From the Winston-Salem Journal

By Sherry Youngquist
JOURNAL REPORTER
Published: October 22, 2008
SPARTA
A year after a collector pulled out of a deal to exclusively display his eclectic teapot collection, organizers of the teapot museum in Sparta are changing the name to include crafts and are reaching out with demonstrations and lectures in the hopes of distinguishing it from other museums.

The Sparta Teapot Museum of Craft and Design will be an educational experience, organizers say, and though considerably scaled back from what was originally planned, it will still aim to bring development to this small town near the Blue Ridge Parkway.

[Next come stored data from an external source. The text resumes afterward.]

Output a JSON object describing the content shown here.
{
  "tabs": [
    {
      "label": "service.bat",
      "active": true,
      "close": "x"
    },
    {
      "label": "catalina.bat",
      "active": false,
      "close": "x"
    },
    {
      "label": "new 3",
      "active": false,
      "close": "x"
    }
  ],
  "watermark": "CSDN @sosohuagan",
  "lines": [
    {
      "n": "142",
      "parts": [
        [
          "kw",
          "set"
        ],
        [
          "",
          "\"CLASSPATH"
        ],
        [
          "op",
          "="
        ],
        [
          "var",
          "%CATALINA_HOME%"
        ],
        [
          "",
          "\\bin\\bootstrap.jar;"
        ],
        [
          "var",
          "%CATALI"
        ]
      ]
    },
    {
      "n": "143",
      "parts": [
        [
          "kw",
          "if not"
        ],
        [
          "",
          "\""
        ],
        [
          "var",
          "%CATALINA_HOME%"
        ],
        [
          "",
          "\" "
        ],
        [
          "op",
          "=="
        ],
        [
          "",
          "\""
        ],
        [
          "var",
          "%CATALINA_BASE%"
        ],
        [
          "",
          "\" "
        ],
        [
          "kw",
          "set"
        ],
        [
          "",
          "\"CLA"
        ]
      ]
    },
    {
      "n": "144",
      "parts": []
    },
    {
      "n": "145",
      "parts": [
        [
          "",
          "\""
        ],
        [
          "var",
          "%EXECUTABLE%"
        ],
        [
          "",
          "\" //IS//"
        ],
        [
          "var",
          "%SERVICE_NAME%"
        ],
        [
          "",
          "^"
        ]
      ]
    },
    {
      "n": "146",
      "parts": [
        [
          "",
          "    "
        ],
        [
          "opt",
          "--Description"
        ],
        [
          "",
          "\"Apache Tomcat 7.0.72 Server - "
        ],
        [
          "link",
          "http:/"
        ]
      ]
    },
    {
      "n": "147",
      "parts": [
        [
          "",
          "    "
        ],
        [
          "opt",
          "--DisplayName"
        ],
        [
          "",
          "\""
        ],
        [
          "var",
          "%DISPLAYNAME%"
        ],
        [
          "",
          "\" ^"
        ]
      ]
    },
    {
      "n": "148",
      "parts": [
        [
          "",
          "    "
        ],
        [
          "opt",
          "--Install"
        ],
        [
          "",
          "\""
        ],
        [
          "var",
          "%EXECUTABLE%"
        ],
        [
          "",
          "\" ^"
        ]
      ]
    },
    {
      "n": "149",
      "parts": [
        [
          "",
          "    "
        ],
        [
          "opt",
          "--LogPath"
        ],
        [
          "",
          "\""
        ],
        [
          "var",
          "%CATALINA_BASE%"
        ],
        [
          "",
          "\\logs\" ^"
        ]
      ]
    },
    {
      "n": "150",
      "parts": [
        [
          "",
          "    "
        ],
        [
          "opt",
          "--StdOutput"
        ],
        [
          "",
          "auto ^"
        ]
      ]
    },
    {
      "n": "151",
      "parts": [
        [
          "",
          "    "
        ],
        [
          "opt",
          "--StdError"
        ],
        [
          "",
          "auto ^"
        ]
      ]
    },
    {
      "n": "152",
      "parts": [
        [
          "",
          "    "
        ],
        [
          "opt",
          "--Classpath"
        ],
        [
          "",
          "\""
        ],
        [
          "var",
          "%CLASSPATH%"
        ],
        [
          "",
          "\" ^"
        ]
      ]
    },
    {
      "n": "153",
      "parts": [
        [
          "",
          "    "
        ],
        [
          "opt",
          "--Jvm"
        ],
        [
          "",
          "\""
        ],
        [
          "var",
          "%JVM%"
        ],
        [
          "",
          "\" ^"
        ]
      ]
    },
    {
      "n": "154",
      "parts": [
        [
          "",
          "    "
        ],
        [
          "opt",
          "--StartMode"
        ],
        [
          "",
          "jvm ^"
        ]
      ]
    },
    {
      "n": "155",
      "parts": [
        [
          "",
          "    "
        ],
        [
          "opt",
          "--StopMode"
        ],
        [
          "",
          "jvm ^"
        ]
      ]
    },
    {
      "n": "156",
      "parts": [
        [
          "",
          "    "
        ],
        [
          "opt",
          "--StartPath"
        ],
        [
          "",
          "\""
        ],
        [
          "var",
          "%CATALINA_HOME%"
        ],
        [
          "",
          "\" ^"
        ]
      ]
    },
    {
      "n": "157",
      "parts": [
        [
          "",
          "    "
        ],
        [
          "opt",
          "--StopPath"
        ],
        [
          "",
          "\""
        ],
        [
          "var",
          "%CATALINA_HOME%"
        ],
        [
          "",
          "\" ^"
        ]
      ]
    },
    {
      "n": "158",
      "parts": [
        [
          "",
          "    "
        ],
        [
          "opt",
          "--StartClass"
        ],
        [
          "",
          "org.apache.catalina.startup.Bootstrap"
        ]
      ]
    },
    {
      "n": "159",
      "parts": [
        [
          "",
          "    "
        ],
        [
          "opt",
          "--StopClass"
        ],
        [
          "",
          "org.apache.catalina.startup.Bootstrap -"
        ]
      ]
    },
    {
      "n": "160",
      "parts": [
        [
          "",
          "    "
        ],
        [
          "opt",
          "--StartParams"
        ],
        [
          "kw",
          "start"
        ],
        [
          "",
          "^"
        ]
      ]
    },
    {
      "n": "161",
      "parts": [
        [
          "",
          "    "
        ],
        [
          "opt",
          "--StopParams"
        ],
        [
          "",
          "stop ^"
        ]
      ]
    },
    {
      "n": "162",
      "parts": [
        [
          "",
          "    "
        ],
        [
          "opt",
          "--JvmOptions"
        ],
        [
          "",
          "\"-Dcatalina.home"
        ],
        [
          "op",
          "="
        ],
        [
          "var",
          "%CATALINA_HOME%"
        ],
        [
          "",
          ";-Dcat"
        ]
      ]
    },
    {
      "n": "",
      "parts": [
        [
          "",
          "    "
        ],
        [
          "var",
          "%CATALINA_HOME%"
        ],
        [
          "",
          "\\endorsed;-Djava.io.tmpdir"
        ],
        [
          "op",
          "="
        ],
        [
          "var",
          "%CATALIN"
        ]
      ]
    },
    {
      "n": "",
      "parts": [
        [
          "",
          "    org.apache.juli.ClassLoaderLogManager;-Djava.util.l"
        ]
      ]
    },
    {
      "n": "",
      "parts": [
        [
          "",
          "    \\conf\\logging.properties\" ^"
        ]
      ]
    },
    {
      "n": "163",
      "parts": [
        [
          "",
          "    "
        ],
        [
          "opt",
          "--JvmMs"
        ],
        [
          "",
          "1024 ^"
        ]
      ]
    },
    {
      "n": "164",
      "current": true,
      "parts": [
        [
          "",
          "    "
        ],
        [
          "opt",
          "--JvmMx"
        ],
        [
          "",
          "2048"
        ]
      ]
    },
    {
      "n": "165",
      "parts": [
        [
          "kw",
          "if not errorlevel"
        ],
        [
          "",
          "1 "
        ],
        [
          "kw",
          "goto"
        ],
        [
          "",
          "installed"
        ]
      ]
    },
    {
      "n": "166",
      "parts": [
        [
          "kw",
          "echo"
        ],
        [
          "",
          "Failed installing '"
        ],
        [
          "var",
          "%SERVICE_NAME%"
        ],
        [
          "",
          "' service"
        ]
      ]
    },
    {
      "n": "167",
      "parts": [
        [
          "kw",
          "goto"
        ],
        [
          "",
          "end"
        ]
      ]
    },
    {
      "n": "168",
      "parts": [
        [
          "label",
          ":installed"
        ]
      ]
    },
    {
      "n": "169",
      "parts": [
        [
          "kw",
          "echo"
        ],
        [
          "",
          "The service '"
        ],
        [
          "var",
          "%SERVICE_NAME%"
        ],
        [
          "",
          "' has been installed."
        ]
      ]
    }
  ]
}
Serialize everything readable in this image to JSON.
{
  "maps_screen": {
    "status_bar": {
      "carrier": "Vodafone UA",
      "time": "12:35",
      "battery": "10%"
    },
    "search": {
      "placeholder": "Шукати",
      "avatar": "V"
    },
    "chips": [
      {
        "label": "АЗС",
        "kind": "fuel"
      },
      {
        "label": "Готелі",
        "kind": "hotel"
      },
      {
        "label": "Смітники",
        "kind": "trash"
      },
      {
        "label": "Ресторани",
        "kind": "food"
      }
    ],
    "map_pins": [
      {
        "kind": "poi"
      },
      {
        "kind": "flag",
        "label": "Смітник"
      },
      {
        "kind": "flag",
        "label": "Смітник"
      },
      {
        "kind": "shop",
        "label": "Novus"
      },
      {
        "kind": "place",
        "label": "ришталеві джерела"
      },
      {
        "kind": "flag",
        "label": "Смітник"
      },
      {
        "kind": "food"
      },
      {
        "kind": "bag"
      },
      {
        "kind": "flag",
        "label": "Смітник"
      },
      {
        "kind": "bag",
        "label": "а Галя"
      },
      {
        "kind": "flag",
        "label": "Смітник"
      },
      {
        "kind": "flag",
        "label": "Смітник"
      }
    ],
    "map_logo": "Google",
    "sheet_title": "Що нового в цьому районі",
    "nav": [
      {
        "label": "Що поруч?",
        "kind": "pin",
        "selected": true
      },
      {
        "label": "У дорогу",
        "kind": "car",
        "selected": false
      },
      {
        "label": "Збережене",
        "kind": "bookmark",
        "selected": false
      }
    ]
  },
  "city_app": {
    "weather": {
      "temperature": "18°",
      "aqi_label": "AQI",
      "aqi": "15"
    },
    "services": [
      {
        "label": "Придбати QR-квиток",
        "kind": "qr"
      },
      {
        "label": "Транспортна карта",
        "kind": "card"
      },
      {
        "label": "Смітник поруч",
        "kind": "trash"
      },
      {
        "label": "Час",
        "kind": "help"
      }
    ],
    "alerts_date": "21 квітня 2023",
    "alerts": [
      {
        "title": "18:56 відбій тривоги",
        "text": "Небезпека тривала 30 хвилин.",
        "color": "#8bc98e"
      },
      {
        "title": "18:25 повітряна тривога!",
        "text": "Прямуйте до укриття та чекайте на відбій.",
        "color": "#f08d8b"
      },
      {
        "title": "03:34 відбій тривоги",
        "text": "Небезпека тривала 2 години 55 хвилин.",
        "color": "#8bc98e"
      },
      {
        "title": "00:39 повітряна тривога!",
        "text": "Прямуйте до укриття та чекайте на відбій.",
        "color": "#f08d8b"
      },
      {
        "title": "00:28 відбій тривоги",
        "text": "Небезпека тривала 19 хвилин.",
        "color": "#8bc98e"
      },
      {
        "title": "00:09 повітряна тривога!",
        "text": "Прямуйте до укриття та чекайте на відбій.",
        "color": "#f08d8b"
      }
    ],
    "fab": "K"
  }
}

“We’re reaching beyond the walls of the museum,” said Cynthia Grant, the museum’s director. “We’re building opportunities for people to have fun and to learn. There is context now.” Until the permanent museum can be built, the museum will celebrate the crafts heritage of the region by opening about three exhibits a year inside its 1,500-square-foot preview gallery at 18 S. Main St.

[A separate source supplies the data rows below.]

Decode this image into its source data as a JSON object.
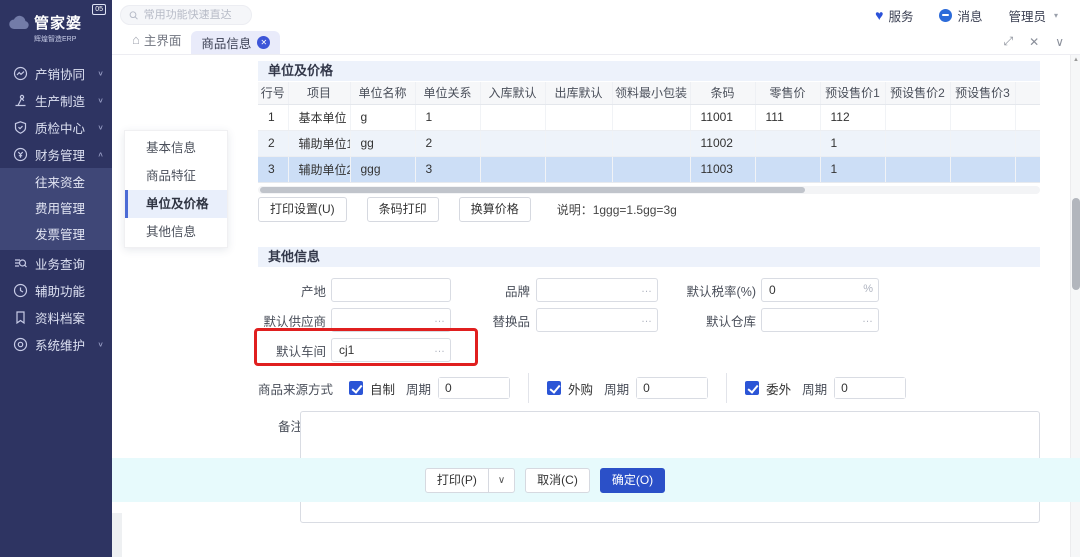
{
  "brand": {
    "name": "管家婆",
    "sub": "辉煌智造ERP",
    "badge": "05"
  },
  "topbar": {
    "search_placeholder": "常用功能快速直达",
    "service_label": "服务",
    "message_label": "消息",
    "user_label": "管理员"
  },
  "tabbar": {
    "home_label": "主界面",
    "active_tab_label": "商品信息"
  },
  "icons": {
    "chevron_down": "∨",
    "chevron_up": "∧",
    "dropdown_caret": "▾",
    "maximize": "⤢",
    "close": "✕",
    "collapse": "∨",
    "home": "⌂",
    "tab_close": "✕",
    "scroll_up": "▲",
    "ellipsis": "…",
    "percent": "%",
    "print_caret": "∨"
  },
  "sidebar": {
    "items": [
      {
        "label": "产销协同"
      },
      {
        "label": "生产制造"
      },
      {
        "label": "质检中心"
      },
      {
        "label": "财务管理",
        "children": [
          "往来资金",
          "费用管理",
          "发票管理"
        ]
      },
      {
        "label": "业务查询"
      },
      {
        "label": "辅助功能"
      },
      {
        "label": "资料档案"
      },
      {
        "label": "系统维护"
      }
    ]
  },
  "subnav": {
    "active_index": 2,
    "items": [
      {
        "label": "基本信息"
      },
      {
        "label": "商品特征"
      },
      {
        "label": "单位及价格"
      },
      {
        "label": "其他信息"
      }
    ]
  },
  "unit_section": {
    "title": "单位及价格",
    "table": {
      "headers": [
        "行号",
        "项目",
        "单位名称",
        "单位关系",
        "入库默认",
        "出库默认",
        "领料最小包装",
        "条码",
        "零售价",
        "预设售价1",
        "预设售价2",
        "预设售价3"
      ],
      "rows": [
        [
          "1",
          "基本单位",
          "g",
          "1",
          "",
          "",
          "",
          "11001",
          "111",
          "112",
          "",
          ""
        ],
        [
          "2",
          "辅助单位1",
          "gg",
          "2",
          "",
          "",
          "",
          "11002",
          "",
          "1",
          "",
          ""
        ],
        [
          "3",
          "辅助单位2",
          "ggg",
          "3",
          "",
          "",
          "",
          "11003",
          "",
          "1",
          "",
          ""
        ]
      ],
      "selected_row_index": 2
    },
    "buttons": {
      "print_setup": "打印设置(U)",
      "barcode_print": "条码打印",
      "convert_price": "换算价格"
    },
    "note": "说明：1ggg=1.5gg=3g"
  },
  "other_section": {
    "title": "其他信息",
    "fields": {
      "origin": {
        "label": "产地",
        "value": ""
      },
      "brand": {
        "label": "品牌",
        "value": "",
        "suffix": "…"
      },
      "tax": {
        "label": "默认税率(%)",
        "value": "0",
        "suffix": "%"
      },
      "supplier": {
        "label": "默认供应商",
        "value": "",
        "suffix": "…"
      },
      "substitute": {
        "label": "替换品",
        "value": "",
        "suffix": "…"
      },
      "warehouse": {
        "label": "默认仓库",
        "value": "",
        "suffix": "…"
      },
      "workshop": {
        "label": "默认车间",
        "value": "cj1",
        "suffix": "…"
      }
    },
    "source": {
      "label": "商品来源方式",
      "options": [
        {
          "name": "自制",
          "checked": true,
          "cycle_label": "周期",
          "cycle_value": "0"
        },
        {
          "name": "外购",
          "checked": true,
          "cycle_label": "周期",
          "cycle_value": "0"
        },
        {
          "name": "委外",
          "checked": true,
          "cycle_label": "周期",
          "cycle_value": "0"
        }
      ]
    },
    "remark": {
      "label": "备注",
      "value": ""
    }
  },
  "footer": {
    "print_label": "打印(P)",
    "cancel_label": "取消(C)",
    "ok_label": "确定(O)"
  },
  "colors": {
    "accent": "#2b50c8",
    "sidebar": "#2e3462",
    "selected_row": "#ccdef6",
    "annotation": "#e01f1f",
    "footer_bg": "#e7fafc"
  }
}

Currently, the gallery is featuring “45 Years of Inspired Design — A Celebration of Piedmont Craftsmen’s 45th Anniversary.” The show will run through Dec. 20 and includes work in clay, basketry, fiber arts, glass, wood, painting, photography, printmaking and metals.

The collaboration includes some teapots in order to tie the two entities together, said Jane Doub, the president and chief executive of Piedmont Craftsmen Inc. Doub says that the museum is on the right track by reaching outside its walls. “Bringing in speakers and demonstrators will make people more aware of what is inside that door they have to step through to get to the museum,” she said.

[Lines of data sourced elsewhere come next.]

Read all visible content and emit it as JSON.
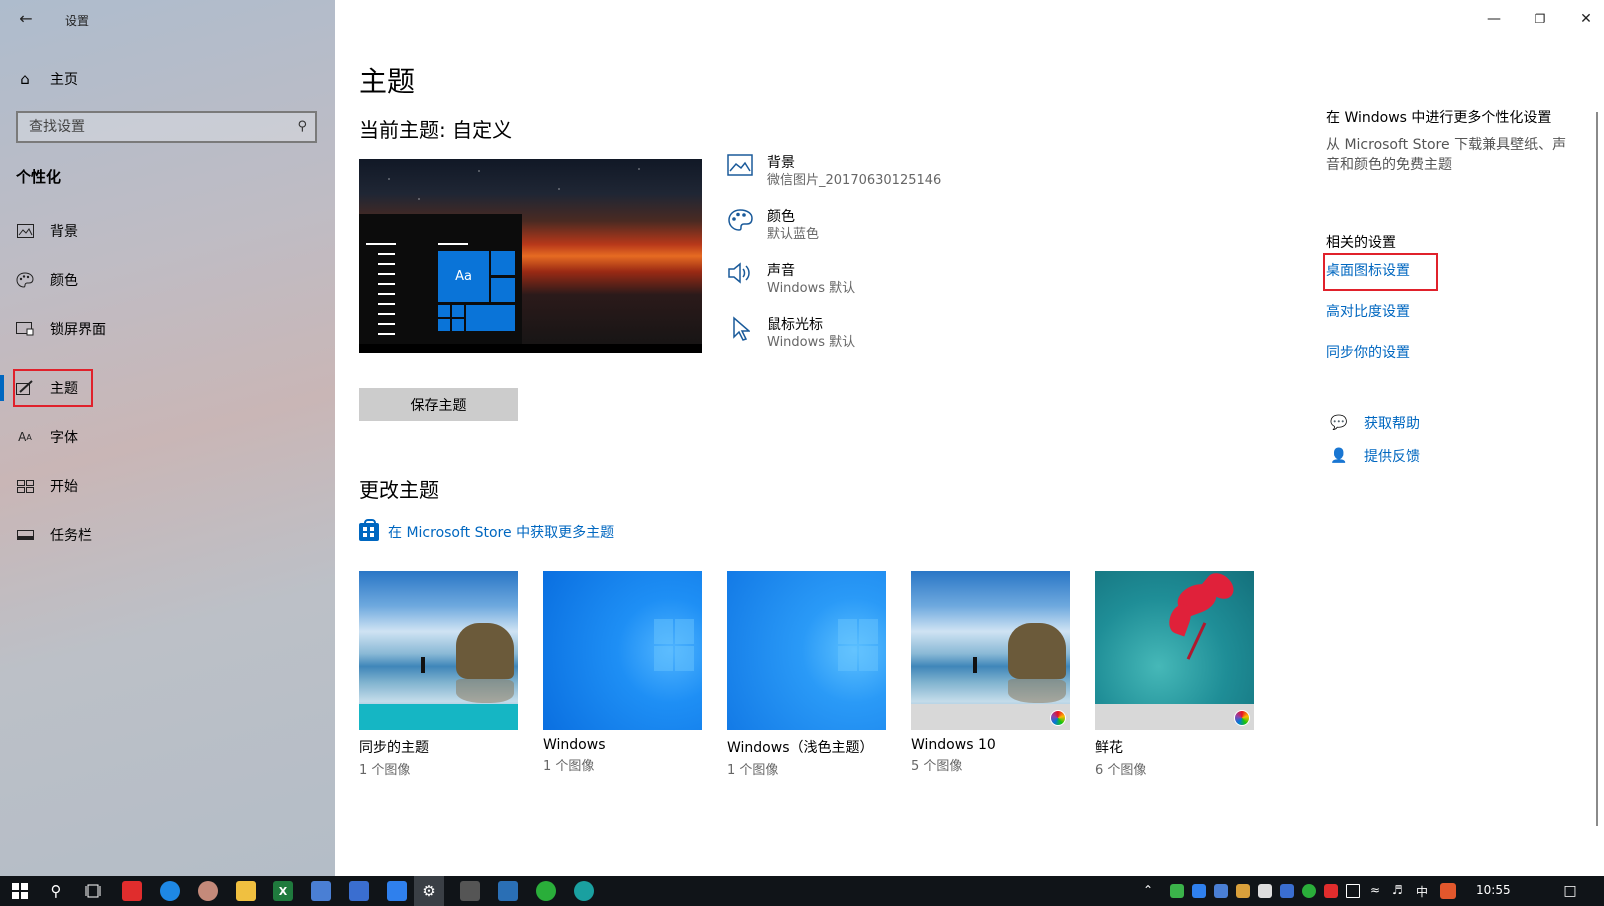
{
  "window": {
    "title": "设置"
  },
  "sidebar": {
    "home_label": "主页",
    "search_placeholder": "查找设置",
    "section_title": "个性化",
    "items": [
      {
        "label": "背景",
        "icon": "image-icon"
      },
      {
        "label": "颜色",
        "icon": "palette-icon"
      },
      {
        "label": "锁屏界面",
        "icon": "lockscreen-icon"
      },
      {
        "label": "主题",
        "icon": "theme-icon",
        "active": true
      },
      {
        "label": "字体",
        "icon": "font-icon"
      },
      {
        "label": "开始",
        "icon": "start-icon"
      },
      {
        "label": "任务栏",
        "icon": "taskbar-icon"
      }
    ]
  },
  "main": {
    "title": "主题",
    "current_theme": "当前主题: 自定义",
    "preview_aa": "Aa",
    "properties": [
      {
        "name": "背景",
        "value": "微信图片_20170630125146",
        "icon": "image-icon"
      },
      {
        "name": "颜色",
        "value": "默认蓝色",
        "icon": "palette-icon"
      },
      {
        "name": "声音",
        "value": "Windows 默认",
        "icon": "speaker-icon"
      },
      {
        "name": "鼠标光标",
        "value": "Windows 默认",
        "icon": "cursor-icon"
      }
    ],
    "save_button": "保存主题",
    "change_theme": "更改主题",
    "store_link": "在 Microsoft Store 中获取更多主题",
    "themes": [
      {
        "name": "同步的主题",
        "count": "1 个图像"
      },
      {
        "name": "Windows",
        "count": "1 个图像"
      },
      {
        "name": "Windows（浅色主题）",
        "count": "1 个图像"
      },
      {
        "name": "Windows 10",
        "count": "5 个图像"
      },
      {
        "name": "鲜花",
        "count": "6 个图像"
      }
    ]
  },
  "right_panel": {
    "more_title": "在 Windows 中进行更多个性化设置",
    "more_desc_line1": "从 Microsoft Store 下载兼具壁纸、声",
    "more_desc_line2": "音和颜色的免费主题",
    "related_title": "相关的设置",
    "links": [
      "桌面图标设置",
      "高对比度设置",
      "同步你的设置"
    ],
    "help": "获取帮助",
    "feedback": "提供反馈"
  },
  "taskbar": {
    "time": "10:55",
    "ime": "中"
  },
  "colors": {
    "accent": "#0067c0",
    "highlight_box": "#e0212b"
  }
}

Initially, organizers in Sparta envisioned building a 30,000-square-foot museum at a cost of $14 million that would display only teapots. Even though by 2006 the museum had raised $4.2 million through donations, grants and money earmarked by Congress and the General Assembly, museum officials have scaled back the project.

More than a year ago, they realized that they were unable to raise enough from private donors. About $300,000 had already been spent for planning and site development for the originally planned building. The move jeopardized a commitment to permanently display California millionaire Sonny Kamm’s more than 7,000 teapots — an eclectic collection considered to be the largest of its kind in the world.

The museum’s board of directors is still trying to sell 4 acres of the downtown site. They plan to use the remaining 1.5 acres for a 16,000-square-foot museum at a cost of about $6 million. Construction has been pushed back.

A large portion of Kamm’s collection remains in Sparta. And Kamm continues to contribute to the museum’s shows. Museum officials are hopeful that showing the teapots as well as crafts will attract more people. Already, about 1,000 people have seen the Piedmont Craftsmen show. And adding public programming in the gallery should bring even more people, Grant said. “It’s the whole next layer of a museum’s work, creating programming to interpret and provide activities and fun things to do,” Grant said.

The preview gallery will be open from 10 a.m. to 5 p.m. Thursdays, Fridays and Saturdays through December. This coming weekend, the gallery will be open 1 to 4 p.m. Sunday. On Saturday, fiber artist Sharron Parker will be demonstrating an ancient textile technique of felt-making. She will be working with unspun wool, museum organizers say. She will comb, layer and press on the wool by hand in hot water. The demonstration is set for 2 to 4:30 p.m.
A reception honoring Parker will be held until 5 p.m.